Pakistani body declares transgender marriages legal under Islamic law
“It is permissible for a transgender person with male indications on his body to marry a transgender person with female indications on her body,” said the document, signed by 50 clerics and issued on Sunday.
In a surprising move, an Islamic scholar in deeply conservative Pakistan has issued a fatwa or religious decree stating that Islam allows marriages between transgender individuals.
“A transman can marry a transwoman and vice versa, but intersex person – people born with physical sex characteristics that do not fit typical binary notions of male or female bodies – cannot marry at all according to Islam,” Mufti Muhammad Imran Hanfi Qadri said in the fatwa.
The decree was issued by the scholar from the Barelvi school of thought on Sunday at the request of Muhammad Ziaul Haq Naqashbandi, chairman of the Tanzim Ittehad-e-Ummat Pakistan, a little-known body from Lahore.

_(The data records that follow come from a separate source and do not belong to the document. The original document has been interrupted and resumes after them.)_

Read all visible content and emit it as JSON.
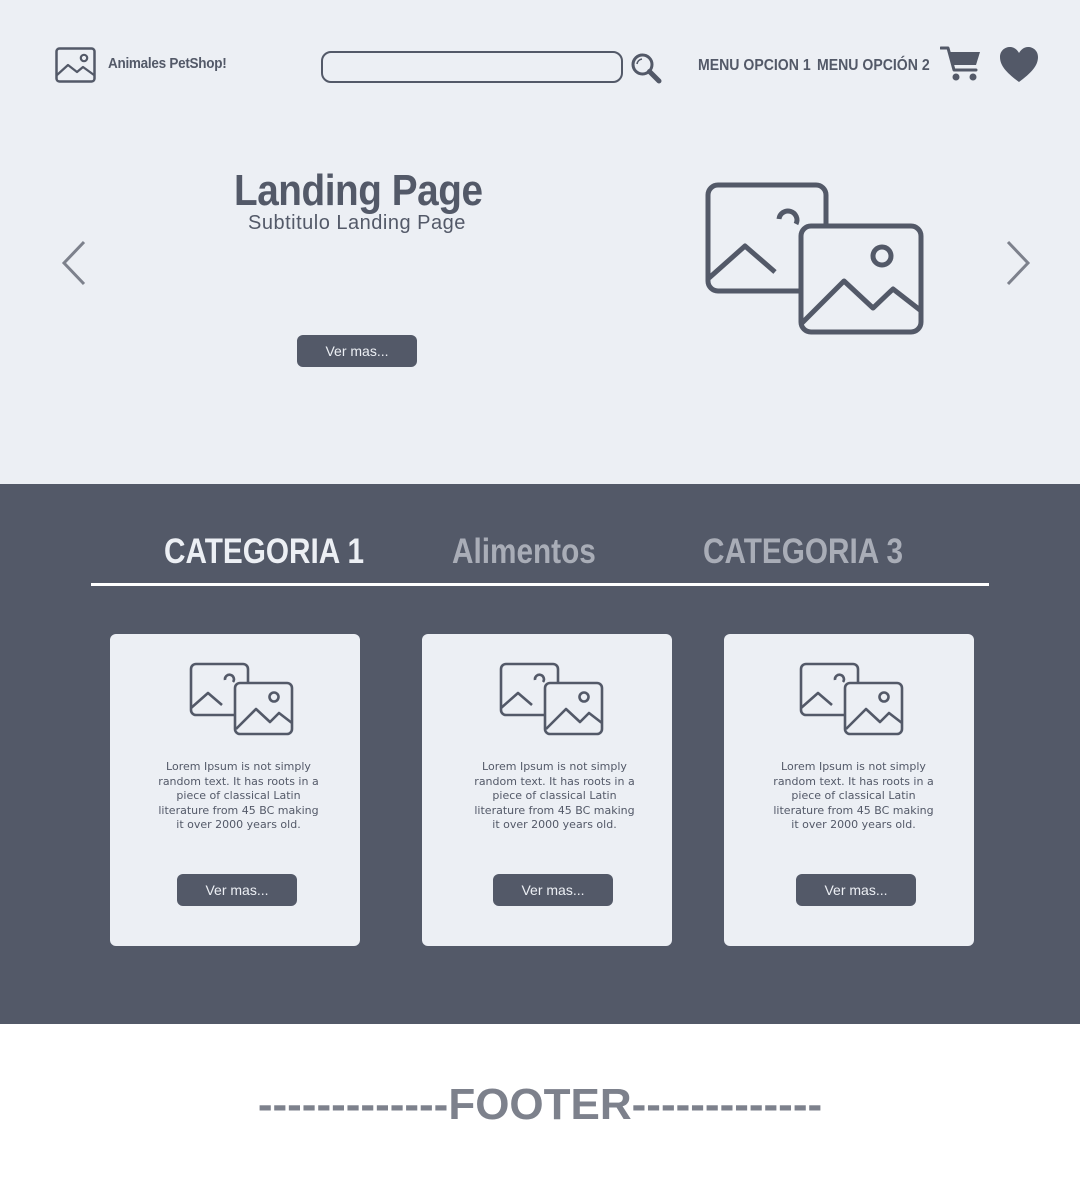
{
  "header": {
    "brand": "Animales PetShop!",
    "logo_icon": "image-icon",
    "search": {
      "value": "",
      "placeholder": ""
    },
    "search_icon": "magnifier-icon",
    "menu": [
      {
        "label": "MENU OPCION 1"
      },
      {
        "label": "MENU OPCIÓN 2"
      }
    ],
    "cart_icon": "cart-icon",
    "favorites_icon": "heart-icon"
  },
  "hero": {
    "title": "Landing Page",
    "subtitle": "Subtitulo Landing Page",
    "button_label": "Ver mas...",
    "image_icon": "images-icon",
    "prev_icon": "chevron-left-icon",
    "next_icon": "chevron-right-icon"
  },
  "categories": {
    "tabs": [
      {
        "label": "CATEGORIA 1",
        "active": true
      },
      {
        "label": "Alimentos",
        "active": false
      },
      {
        "label": "CATEGORIA 3",
        "active": false
      }
    ],
    "cards": [
      {
        "text": "Lorem Ipsum is not simply random text. It has roots in a piece of classical Latin literature from 45 BC making it over 2000 years old.",
        "button_label": "Ver mas..."
      },
      {
        "text": "Lorem Ipsum is not simply random text. It has roots in a piece of classical Latin literature from 45 BC making it over 2000 years old.",
        "button_label": "Ver mas..."
      },
      {
        "text": "Lorem Ipsum is not simply random text. It has roots in a piece of classical Latin literature from 45 BC making it over 2000 years old.",
        "button_label": "Ver mas..."
      }
    ]
  },
  "footer": {
    "text": "-------------FOOTER-------------"
  },
  "colors": {
    "primary": "#535968",
    "background_light": "#eceff4",
    "inactive_tab": "#a9adb7",
    "footer_text": "#7d818c"
  }
}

A transgender declared female at birth, but whose gender identity transitions to that of a man, can marry a transgender who is declared male at birth but his gender identity transitions over time to that of a female.

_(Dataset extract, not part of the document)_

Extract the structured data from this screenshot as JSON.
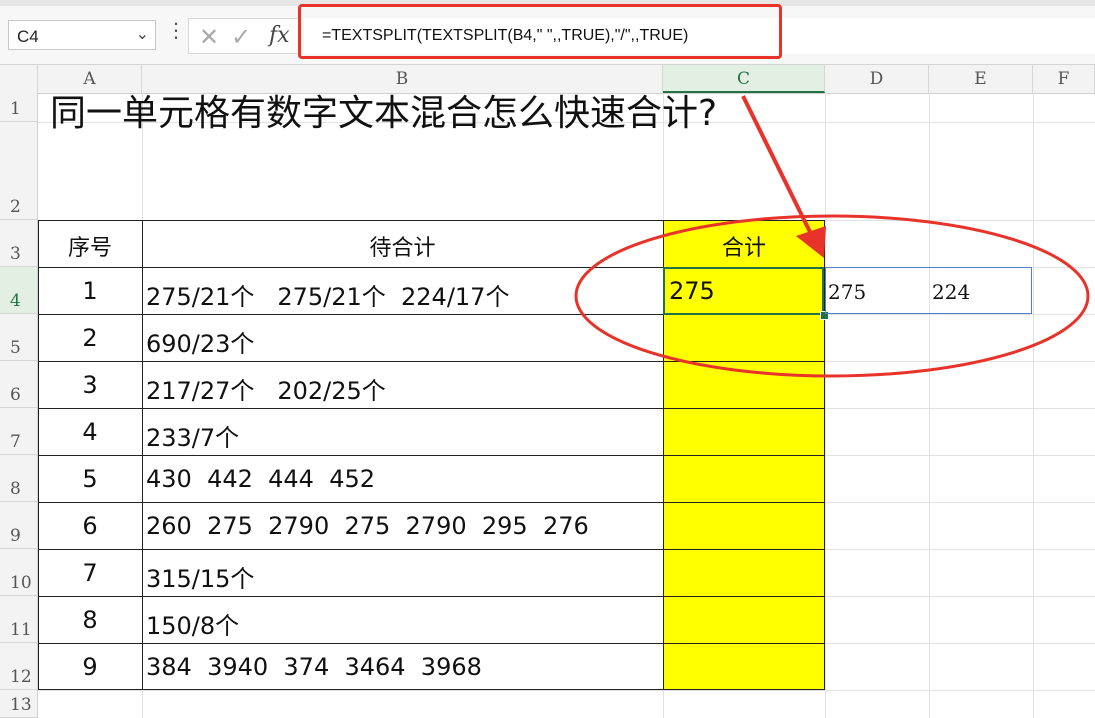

Qadri said the same Islamic rule will apply to a transgender declared male at birth but his gender identity transitions to that of a female. This person can marry a transgender declared female at birth who transitions over time into a male.
He, however, declared that an intersex person, called ‘khunsa-e-mushkil’ in Islamic law, cannot marry at all, according to Islam.
Islam, Qadri said, also prescribed their share in inheritance. Parents who expel transgender children from home or deprive them of their share in inheritance commit a sin. He asked the government to act against such parents.
According to him, making fun of a transgender person, even by way of hooting, considering them inferior and insulting them, is forbidden. “They are also created by Allah almighty,” he said.
Citing the Fatawa Rizvia authored by Ahmed Raza Khan Barelvi, Qadri said the funeral prayers for a Muslim transgender will be offered like those for other Muslim men and women.
He warned all transgender people to abide by the tenets of Islam. Prayers, fasting, paying ‘zakat’ (obligatory charity) and performing Haj are obligatory on them too, he said. Qadri said the government is duty-bound to protect the rights of transgender people by introducing proper legislation in consultation with religious scholars and eliminating negative thinking about them.
However, the fatwa was rejected by other schools of thought. The Deobandi school said in a statement the Tanzim Ittehad-e-Ummat is not in a position to issue decrees that are binding on all Muslims. A statement from Binnori Town Masjid, a center for Deobandi thought, said proper consultations are required before such a decree is issued.